The annual pilgrimage to IBC is upon us. After the first day we all seem to suffer from “trade-show feet”, followed by trade-show exhaustion as each day goes by. But we all seem to love it. Is the IBC digital TV’s answer to Lourdes? “Whoah” I hear you shout, “take it easy there!”
Well at one IBC, some years ago, I did have a divine intervention. Let me explain.
Arriving at Schiphol on EasyJet from Geneva, a group of colleagues and I crammed ourselves into a taxi-van and headed into town. I sat in the front seat with a lap-top, a spare STB for the stand, an associated bag of cables and all the other paraphernalia that accompanies an IBC veteran. I did feel overburdened and not in control of my personal situation, which may have added to the predicament I found myself in some time later. We arrived in what was an awkward location opposite the hotel, needing tram tracks and road negotiation. I stayed behind to pay the taxi driver then struggled with bags and belongings to the hotel check-in, as had my colleagues.

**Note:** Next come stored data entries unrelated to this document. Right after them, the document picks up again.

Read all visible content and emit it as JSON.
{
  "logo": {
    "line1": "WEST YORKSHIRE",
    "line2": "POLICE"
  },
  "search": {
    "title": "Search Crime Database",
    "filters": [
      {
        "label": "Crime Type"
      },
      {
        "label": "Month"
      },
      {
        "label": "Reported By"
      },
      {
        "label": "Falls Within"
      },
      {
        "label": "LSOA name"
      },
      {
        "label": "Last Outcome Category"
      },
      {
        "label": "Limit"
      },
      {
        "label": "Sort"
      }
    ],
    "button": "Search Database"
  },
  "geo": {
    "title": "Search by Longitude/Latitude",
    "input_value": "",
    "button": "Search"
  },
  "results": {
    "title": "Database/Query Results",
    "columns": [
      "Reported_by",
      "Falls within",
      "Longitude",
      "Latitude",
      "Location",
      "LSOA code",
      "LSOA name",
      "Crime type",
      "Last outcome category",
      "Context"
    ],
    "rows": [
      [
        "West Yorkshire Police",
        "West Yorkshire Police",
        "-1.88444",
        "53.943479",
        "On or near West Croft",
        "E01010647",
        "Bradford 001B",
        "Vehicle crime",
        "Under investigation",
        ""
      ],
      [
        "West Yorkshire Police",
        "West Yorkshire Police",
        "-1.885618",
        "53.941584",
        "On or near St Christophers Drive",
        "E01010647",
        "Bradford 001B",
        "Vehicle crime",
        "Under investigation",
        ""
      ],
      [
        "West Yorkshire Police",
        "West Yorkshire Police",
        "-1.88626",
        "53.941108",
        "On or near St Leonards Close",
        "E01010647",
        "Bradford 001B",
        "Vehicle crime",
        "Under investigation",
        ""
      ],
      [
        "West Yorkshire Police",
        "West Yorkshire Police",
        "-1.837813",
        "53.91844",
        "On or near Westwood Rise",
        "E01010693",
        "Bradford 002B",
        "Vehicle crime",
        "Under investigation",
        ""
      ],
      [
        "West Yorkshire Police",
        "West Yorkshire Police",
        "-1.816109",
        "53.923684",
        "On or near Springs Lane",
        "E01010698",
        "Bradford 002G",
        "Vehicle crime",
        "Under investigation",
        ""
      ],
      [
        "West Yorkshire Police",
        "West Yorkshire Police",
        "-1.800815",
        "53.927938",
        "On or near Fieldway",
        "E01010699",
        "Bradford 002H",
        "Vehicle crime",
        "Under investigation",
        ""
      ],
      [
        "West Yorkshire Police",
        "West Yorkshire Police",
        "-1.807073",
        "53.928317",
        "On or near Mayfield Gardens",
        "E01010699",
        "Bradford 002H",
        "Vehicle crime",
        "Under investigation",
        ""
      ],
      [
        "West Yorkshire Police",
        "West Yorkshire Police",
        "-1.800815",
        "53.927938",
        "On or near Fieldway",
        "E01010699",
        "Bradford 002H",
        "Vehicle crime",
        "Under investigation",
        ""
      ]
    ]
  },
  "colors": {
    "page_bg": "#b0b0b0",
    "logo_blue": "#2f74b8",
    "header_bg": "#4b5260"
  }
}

When I eventually got to the desk the clerk asked me for my passport. I went to my left inner breast pocket. I then searched my other pockets; I searched my whole being. STRESS! I had last used it at Schiphol. Where was it now? I retraced my steps outside and called the cab company, but it was nowhere to be found. What a horrible feeling it is when you have lost that precious document. The hotel, sympathetic to my cause, gave me my room, whereupon I systematically went through every nook and cranny of my belongings, however it was indeed gone.
Later that same night the reception pointed me to a police station just down the street. I made my report at around midnight. Not relishing a trip to the British Consul or Embassy the next day my night was very, very stressful. I re-played all the scenarios from passing passport control to the hotel, trying to imagine what had happened to that ‘oh-so-precious’ burgundy covered book.
The next morning at precisely 8am the reception called me telling me that they had received a call from the police. My passport had been located that morning at 5am. Tired from lack of sleep, but very elated, I made my way to the station in question. It was situated in the red-light district just along the street from the three-story Grasshopper Coffee Shop that sits off the Damrak and quite some distance from my hotel.
My passport was found in a trashcan in the red-light district by an Amsterdam police foot-patrol. The eagle-eyed officer had apparently recognised it by its colour. Strangely, it had the page next to the picture torn in half.
Someone had obviously picked it up where I had dropped it by the taxi and wandered the streets with it. Not before using page 30 to make a filter for a joint, so the policemen surmised. I was able to fly home at the end of the show, but was it through divine intervention or perhaps just pure luck?